Spiced Molasses Pumpkin Bread (1 loaf)

1/4 c white sugar
1/4 c plain yogurt
1/4 c robust molasses (I used Grandma's Molasses)
1 large egg
10 oz pumpkin puree
1.5 c flour
1/2 tsp group allspice
1/2 tsp ground cinnamon
1/4 tsp ground nutmeg
1/2 tsp baking soda
1/4 tsp baking powder
1/2 tsp salt
3/4 c raisins
1/2 c toasted walnuts, chopped
sprinkle of raw sugar, optional but recommended

Preheat oven to 350F. Butter one loaf pan.

Mix the sugar, yogurt, pumpkin and molasses in a large bowl to blend. Mix in the egg.

In a separate bowl, sift the flour, spices, baking soda, salt, and baking powder. Stir the flour mixture into the pumpkin mixture in two additions. Mix in the walnuts and raisins.
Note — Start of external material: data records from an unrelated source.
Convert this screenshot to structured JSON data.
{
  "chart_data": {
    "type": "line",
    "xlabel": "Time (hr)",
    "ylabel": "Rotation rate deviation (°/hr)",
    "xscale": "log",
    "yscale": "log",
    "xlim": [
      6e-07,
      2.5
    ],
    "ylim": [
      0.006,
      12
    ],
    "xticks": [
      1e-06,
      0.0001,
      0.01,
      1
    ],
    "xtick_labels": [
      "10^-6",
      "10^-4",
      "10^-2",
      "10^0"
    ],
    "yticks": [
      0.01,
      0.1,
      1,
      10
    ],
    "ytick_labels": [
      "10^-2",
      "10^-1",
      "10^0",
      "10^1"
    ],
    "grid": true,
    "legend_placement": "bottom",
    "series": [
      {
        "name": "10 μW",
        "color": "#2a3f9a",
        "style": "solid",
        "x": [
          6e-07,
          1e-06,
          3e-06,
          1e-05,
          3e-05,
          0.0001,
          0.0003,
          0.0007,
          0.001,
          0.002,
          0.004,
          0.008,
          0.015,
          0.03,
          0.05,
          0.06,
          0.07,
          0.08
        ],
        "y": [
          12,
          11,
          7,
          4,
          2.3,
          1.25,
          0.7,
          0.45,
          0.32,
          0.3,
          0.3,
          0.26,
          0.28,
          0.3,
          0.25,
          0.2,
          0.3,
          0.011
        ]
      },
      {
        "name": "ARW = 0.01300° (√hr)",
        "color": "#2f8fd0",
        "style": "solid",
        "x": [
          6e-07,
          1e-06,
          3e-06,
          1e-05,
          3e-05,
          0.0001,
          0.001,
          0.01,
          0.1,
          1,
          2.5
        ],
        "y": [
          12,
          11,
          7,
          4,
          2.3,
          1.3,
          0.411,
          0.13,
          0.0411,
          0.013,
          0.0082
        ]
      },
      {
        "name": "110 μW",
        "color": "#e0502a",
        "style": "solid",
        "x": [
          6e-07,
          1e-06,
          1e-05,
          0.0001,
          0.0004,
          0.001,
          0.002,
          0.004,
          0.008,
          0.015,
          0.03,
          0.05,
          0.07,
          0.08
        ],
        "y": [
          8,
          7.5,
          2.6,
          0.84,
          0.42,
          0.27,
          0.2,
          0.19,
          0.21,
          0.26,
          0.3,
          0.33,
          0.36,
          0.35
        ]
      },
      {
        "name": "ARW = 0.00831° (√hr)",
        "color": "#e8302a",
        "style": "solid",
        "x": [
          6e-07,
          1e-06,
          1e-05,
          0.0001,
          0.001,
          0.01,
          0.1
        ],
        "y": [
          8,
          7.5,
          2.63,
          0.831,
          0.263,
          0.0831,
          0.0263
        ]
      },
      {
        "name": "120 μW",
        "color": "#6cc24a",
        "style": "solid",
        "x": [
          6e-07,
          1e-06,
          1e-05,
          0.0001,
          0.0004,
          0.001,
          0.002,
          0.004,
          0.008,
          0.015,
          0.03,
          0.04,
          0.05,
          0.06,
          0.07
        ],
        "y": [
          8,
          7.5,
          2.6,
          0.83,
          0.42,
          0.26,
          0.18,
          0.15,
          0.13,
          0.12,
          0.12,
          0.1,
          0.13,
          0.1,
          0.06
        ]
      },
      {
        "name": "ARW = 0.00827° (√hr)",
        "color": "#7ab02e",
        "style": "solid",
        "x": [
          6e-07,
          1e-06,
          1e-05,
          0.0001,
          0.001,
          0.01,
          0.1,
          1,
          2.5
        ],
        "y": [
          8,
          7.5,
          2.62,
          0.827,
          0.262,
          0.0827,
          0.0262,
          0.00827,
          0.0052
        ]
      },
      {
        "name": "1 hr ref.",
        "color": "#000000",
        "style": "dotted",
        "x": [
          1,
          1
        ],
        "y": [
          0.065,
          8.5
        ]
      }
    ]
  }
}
Pour the batter into the loaf pan, sprinkle with raw sugar and bake 40-50 minutes.

since i took out all the fat from the recipe the sprinkled sugar on top helps to give the bread some crust. this bread is delish- moist from the pumpkin and raisins and the toasted walnuts fit perfectly with it. eummm, too bad i'm not as productive about the rest of my life when i get stuck in traffic. happy baking :) i really need to stop baking late at night so you can see the actual yummy color of the food!